Plants evolve root structures that balance suppressing competitors and tolerating competition, with deeper and sparser roots under higher competition.

## Contribution

A modeling approach reveals a trade-off between competitive suppression and tolerance linked to root architectural traits.

## Key findings

- Higher neighbor density leads to deeper, sparser root architectures with lower shoot biomass.
- Root traits show a trade-off between competitive effect and tolerance, with no globally optimal strategy.
- Evolved root structures impact growth potential and competitive ability in intraspecific scenarios.

## Abstract

Plants' competitive ability involves both suppressing the growth of neighbours (competitive effect) and resisting or tolerating their suppression (competitive response). Competition for below‐ground resources must be related to the ability of plants to acquire these resources, which is mediated by roots and their morphology. However, the role of root architecture in the competitive ability of plants, and in the possible trade‐offs among growth potential, competitive suppression and competition tolerance involved, has not been extensively studied.

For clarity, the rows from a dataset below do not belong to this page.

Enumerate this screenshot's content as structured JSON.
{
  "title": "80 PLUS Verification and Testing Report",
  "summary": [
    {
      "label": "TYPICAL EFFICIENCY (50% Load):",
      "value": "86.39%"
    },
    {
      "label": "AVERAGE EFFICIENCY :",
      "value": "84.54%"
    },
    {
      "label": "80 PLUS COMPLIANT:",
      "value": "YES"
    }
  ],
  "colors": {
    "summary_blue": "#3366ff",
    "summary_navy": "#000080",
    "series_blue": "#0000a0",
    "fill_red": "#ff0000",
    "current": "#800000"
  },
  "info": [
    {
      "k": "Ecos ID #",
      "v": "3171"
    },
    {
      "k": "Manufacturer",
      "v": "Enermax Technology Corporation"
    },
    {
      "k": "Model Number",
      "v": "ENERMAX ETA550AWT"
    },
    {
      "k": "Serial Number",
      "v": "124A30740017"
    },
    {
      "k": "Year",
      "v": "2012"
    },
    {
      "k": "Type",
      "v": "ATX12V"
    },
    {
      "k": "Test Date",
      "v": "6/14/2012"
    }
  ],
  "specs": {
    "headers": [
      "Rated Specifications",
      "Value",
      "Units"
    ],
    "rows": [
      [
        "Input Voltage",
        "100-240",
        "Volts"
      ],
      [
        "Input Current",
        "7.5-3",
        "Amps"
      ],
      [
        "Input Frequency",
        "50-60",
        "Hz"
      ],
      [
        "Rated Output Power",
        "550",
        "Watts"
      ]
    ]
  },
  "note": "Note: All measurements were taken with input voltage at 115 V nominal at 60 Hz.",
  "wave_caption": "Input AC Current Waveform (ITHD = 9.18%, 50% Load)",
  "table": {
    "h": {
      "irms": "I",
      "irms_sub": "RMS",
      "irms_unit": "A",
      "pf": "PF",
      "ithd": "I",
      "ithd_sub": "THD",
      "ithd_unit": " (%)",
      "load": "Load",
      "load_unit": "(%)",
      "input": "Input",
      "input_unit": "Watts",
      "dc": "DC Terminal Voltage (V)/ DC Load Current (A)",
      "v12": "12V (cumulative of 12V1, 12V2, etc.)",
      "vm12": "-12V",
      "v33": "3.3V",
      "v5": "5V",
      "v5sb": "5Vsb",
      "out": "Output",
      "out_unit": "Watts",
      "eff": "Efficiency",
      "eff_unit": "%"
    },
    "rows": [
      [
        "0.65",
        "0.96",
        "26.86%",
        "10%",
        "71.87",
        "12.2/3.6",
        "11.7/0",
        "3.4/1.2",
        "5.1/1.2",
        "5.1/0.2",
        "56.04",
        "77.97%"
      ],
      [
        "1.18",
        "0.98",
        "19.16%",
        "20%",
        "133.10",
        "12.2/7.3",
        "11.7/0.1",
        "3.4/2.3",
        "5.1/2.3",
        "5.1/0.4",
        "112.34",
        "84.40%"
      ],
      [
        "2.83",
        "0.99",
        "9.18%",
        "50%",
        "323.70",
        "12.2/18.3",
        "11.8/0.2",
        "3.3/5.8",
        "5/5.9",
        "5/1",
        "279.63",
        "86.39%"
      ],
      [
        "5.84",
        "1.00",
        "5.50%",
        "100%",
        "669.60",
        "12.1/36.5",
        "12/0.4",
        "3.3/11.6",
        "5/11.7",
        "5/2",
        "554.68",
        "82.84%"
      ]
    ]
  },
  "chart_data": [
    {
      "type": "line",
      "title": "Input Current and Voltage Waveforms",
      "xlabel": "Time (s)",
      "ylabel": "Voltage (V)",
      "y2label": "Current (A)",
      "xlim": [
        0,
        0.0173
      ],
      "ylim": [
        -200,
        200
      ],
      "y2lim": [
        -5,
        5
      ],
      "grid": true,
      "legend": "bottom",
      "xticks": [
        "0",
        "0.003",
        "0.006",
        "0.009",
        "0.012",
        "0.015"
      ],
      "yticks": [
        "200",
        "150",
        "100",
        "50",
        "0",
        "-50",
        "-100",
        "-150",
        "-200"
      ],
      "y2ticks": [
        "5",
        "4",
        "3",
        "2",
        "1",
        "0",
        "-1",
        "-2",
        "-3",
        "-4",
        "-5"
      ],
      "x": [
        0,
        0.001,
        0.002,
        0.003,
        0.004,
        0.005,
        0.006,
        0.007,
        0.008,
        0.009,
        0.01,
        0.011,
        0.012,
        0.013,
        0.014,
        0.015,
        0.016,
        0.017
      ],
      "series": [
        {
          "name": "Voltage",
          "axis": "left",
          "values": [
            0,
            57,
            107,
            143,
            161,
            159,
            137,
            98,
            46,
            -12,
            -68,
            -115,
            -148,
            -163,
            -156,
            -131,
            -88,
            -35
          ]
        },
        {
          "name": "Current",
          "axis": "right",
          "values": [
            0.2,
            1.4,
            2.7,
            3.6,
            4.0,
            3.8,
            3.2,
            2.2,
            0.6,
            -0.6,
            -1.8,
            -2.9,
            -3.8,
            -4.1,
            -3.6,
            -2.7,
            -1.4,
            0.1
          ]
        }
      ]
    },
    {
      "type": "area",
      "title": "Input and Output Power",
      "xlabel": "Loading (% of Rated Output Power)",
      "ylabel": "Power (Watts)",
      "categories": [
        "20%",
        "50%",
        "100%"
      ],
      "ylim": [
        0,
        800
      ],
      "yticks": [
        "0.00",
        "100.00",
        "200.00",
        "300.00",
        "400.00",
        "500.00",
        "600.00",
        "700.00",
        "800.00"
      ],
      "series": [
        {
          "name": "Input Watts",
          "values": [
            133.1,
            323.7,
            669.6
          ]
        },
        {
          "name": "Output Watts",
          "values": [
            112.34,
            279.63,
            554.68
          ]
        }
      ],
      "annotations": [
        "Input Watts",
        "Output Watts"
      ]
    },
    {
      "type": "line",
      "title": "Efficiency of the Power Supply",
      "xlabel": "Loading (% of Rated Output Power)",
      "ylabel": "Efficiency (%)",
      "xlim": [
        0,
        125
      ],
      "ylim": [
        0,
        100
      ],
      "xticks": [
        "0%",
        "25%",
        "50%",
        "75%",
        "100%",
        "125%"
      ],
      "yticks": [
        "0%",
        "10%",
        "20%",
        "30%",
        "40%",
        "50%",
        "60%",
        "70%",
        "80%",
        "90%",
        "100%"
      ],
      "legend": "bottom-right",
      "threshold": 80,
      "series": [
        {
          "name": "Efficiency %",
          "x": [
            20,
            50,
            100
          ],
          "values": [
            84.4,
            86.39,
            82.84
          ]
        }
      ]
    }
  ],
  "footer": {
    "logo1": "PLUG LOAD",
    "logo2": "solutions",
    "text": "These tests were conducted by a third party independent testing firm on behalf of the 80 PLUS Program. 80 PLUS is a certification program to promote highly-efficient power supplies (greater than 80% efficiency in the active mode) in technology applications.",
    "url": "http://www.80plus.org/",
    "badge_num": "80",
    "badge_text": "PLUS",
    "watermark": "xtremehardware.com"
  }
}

We used a functional‐structural root model coupled with an evolutionary algorithm to simulate the evolution of root architectures in five scenarios with different plant densities. We asked (1) does selection under different intraspecific competition scenarios result in different root architectures? and (2) do differences in these architectures result in differences in growth potential and competitive ability, that is, competitive effect and response? Our results indicate that as the number of neighbours increases, selection on traits such as branching angles, gravitropism and branching probability results in root architectures that are deeper and sparser, resulting in lower shoot biomass. We also found a difference in competitive ability among architectures, with a trade‐off between resistance to competition on one hand, and competitive effect and maximum productivity (maximum shoot biomass) on the other: there is not a globally optimal strategy. Our findings have implications for management of invasive species, improvement of crop yield and the study of species co‐existence.

We use a modelling approach to simulate the evolution of root architecture under increasing levels of competition. An increase in the number of neighbours results in the evolution of roots that grow deeper and are less dense, causing plants to have lower maximum fitness but increased competition tolerance.